10回目のキスの仕方
「…松下さん。」
「は、はいっ…!」
「…隣で、話を聞いてもいい?」
「え…?」
「嫌なら、嫌って言って。」
「えっとあの…嫌じゃない…です。はい。あの…隣でもどこでも、浅井さんの好きな場所で…。」
「じゃあ…松下さんの隣で。」

 そう言って圭介はクッションを持ち、美海の隣にすっと移動した。意外と近い距離に顔を少し下げてしまったのは美海の方だった。

「…ありがとう、の方が俺は嬉しい。」
「…なら…良かったです。」
「それで、…やっぱり気持ちは変わらない?」
「気持ち…ですか?」
「俺の気持ちに応えられない、っていう松下さんの気持ち。」
「…っ…それは…。」

 素直になれないのは、昔からだった。意地っ張りというわけではないけれど、自分の気持ちを表現することはずっと苦手で、ずっと向き合っていなかった部分だった。だからこそ、向き合うために今、とても勇気がいる。

「…好きとか…嫌いとか…苦手とか…もっとたくさんの感情…そのどれをとっても…苦手でした。誰かに自分の気持ちを伝えること。…伝えなくていいなら、伝えないままでいいって、思ってました。」
「うん。」
「でも…伝えないことが苦しいって思ったの、初めてです。形にならないのに…全然…まとまらないのに…。でも…。」

 圭介の手が美海の手の上にそっと乗った。ぎゅっと強く握るわけでもなく、ただ、優しく。
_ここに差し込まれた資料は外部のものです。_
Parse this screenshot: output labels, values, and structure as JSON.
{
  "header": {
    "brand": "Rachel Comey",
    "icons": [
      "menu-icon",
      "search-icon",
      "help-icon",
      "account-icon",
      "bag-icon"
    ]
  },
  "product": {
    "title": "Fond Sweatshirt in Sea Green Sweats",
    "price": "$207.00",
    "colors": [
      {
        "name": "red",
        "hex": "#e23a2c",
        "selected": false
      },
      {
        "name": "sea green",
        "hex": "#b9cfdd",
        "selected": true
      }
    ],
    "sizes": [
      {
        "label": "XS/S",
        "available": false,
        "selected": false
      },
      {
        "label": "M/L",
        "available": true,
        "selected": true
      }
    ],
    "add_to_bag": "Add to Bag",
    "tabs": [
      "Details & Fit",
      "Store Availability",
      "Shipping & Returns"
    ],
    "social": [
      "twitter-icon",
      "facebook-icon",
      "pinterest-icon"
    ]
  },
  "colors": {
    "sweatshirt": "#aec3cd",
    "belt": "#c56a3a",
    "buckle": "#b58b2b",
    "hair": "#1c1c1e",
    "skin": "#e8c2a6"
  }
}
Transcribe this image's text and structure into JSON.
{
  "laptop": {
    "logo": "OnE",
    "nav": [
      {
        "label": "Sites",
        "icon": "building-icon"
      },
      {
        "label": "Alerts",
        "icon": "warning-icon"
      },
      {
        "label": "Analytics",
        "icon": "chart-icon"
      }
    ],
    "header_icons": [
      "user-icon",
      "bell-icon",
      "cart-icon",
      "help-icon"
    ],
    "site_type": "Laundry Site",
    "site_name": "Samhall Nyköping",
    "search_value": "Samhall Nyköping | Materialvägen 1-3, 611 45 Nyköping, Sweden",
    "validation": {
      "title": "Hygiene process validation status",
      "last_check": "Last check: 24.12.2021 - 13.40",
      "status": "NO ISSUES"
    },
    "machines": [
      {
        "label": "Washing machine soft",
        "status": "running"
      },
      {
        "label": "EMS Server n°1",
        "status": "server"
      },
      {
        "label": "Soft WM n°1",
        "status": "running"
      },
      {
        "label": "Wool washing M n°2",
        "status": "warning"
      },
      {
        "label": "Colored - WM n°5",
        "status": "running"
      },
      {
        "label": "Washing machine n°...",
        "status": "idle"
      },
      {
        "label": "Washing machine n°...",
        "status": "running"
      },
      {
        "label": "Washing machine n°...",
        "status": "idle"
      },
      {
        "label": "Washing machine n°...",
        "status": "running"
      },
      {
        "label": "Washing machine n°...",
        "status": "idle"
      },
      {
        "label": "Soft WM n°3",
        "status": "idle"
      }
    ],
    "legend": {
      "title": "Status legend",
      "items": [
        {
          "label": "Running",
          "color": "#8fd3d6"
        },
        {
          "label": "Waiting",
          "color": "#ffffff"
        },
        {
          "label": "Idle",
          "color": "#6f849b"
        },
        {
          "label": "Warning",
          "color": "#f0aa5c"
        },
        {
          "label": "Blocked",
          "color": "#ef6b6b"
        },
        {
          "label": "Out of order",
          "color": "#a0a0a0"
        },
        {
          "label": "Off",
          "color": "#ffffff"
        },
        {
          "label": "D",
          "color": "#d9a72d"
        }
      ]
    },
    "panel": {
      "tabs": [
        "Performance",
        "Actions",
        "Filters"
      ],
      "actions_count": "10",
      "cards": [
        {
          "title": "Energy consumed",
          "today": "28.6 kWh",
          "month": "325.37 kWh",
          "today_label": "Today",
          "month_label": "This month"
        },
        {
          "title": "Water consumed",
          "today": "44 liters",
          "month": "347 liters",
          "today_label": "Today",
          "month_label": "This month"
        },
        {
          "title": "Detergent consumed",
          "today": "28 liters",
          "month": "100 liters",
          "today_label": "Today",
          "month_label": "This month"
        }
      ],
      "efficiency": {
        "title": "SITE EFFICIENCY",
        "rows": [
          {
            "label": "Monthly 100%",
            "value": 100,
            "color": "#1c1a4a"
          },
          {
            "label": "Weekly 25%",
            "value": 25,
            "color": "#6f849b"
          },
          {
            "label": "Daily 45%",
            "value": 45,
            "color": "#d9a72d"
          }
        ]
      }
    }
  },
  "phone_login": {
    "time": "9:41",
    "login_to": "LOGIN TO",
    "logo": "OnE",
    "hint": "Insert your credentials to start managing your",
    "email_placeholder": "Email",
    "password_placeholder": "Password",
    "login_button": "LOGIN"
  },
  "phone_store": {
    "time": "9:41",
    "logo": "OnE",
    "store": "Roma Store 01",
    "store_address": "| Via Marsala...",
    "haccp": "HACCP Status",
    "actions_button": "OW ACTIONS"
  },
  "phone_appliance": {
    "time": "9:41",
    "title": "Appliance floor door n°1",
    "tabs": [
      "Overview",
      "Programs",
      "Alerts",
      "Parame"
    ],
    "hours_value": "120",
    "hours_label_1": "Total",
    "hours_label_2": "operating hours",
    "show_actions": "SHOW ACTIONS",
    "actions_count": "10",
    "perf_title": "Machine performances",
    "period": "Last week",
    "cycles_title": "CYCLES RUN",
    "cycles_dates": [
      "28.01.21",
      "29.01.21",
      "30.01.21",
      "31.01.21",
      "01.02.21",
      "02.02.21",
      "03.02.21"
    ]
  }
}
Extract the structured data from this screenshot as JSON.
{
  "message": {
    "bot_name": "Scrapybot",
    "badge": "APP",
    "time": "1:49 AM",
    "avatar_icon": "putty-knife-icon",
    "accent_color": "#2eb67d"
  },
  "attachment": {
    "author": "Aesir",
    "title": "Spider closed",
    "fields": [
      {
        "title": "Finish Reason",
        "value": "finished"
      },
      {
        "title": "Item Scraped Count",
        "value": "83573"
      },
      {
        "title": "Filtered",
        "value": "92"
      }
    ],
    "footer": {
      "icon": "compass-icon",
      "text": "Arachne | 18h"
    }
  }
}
「伝えないで逃げ続けて…浅井さんの隣に立っていられなくなるってことが…怖くなりました。自分から逃げたのに…。そんなずるいこと、思っちゃだめだって…思い…ました…。」
「…松下さん。」
「っ…。」

 重なっていた手が突然離れて、そのままぐっと強く抱き寄せられた。

「…浅井…さん…?」
「多分、じゃなく…好きだよ。」
「え…?」
「隣に立っててほしいと…思うよ。」
「…隣に立って、いいんですか…?」
「うん。立ってよ。」
「…こんなに面倒で臆病で、…伝えたいことも伝えられないのに…。」
「…こうされるの、嫌?」
「え…?」
「今はそれだけでいいから。」

 視線を合わされ、短く問われた言葉。恐れている言葉は言わなくていいと、言ってくれている。その優しさにすがって良いのだろうか。
 まだ怖い。誰かを特別に想うこと。誰かに特別に想われる自分を受け入れること。でも、今、圭介がその不安ごと抱きしめてくれていることが伝わるから、踏み出せる。今、踏み出すことができる分だけ。